Hello,
I am not very familiar with the current discussions, but I was wondering if there was a feature in the pipe to join two dataframes on the closest value of a given column. It happens quite often that two dataframes contain different data with different timestamps, yet it feels natural to want to join the two dataframes by matching each row on the left dataframe with the closest row in the right dataframe.
If you want me to add more detail please do tell me.
Regards.
Comment From: TomAugspurger
I think you're looking for merge_asof
, does that look right?
Comment From: MaxHalford
I hadn't noticed that method... Beautiful :).
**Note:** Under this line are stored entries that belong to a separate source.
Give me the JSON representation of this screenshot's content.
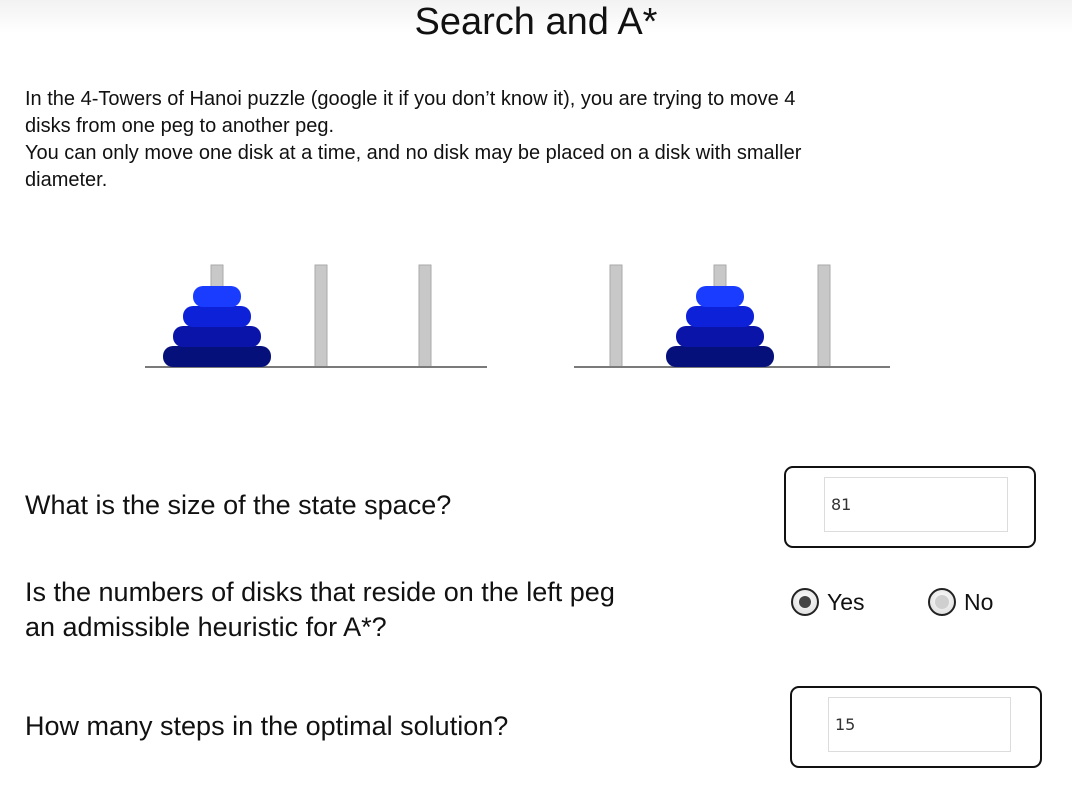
{
  "page": {
    "title": "Search and A*"
  },
  "intro": {
    "line1": "In the 4-Towers of Hanoi puzzle (google it if you don’t know it), you are trying to move 4",
    "line2": "disks from one peg to another peg.",
    "line3": "You can only move one disk at a time, and no disk may be placed on a disk with smaller",
    "line4": "diameter."
  },
  "illustration": {
    "disk_colors": [
      "#1a3cff",
      "#0d22d8",
      "#0a14a8",
      "#06107a"
    ],
    "peg_color": "#c8c8c8",
    "base_color": "#7a7a7a"
  },
  "questions": [
    {
      "text": "What is the size of the state space?",
      "answer": "81"
    },
    {
      "text_line1": "Is the numbers of disks that reside on the left peg",
      "text_line2": "an admissible heuristic for A*?",
      "options": [
        {
          "label": "Yes",
          "selected": true
        },
        {
          "label": "No",
          "selected": false
        }
      ]
    },
    {
      "text": "How many steps in the optimal solution?",
      "answer": "15"
    }
  ]
}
Sorry for bothering you, have a nice day!
Comment From: MaxHalford
Actually I was a bit hasty, I just realized that this isn't exactly what I want. merge_asof
matches to the upper closest, not to the closest.
Do you see what I mean?
Comment From: jreback
http://pandas.pydata.org/pandas-docs/stable/generated/pandas.DataFrame.reindex.html?highlight=reindex#pandas.DataFrame.reindex
use tolerance
that works in both directions.
Comment From: MaxHalford
It doesn't work for me, the tolerance in the as_of
function is working but it still only considers forward values, not backward ones.
Comment From: jreback
this is on .reindex
Comment From: jreback
docs are here. please post an example if you are still having difficulty.
Comment From: MaxHalford
Sorry I wasn't available this weekend. I'm not sure I've expressed myself clearly. The issue is the following: I have two dataframes: the first one contains updates for a bike station, the second one contains weather updates. I would like to add to each station update the closest weather update.
I did the following:
weather_df = get_weather_updates(city_name)
weather_df.sort_values(by='moment', inplace=True)
joined_df = pd.merge_asof(left=city_df, right=weather_df, on='moment')
But I got
I'm not sure how I can use the reindex method because the resulting index might not contain unique values, ie. some station updates could be merged with the same weather update.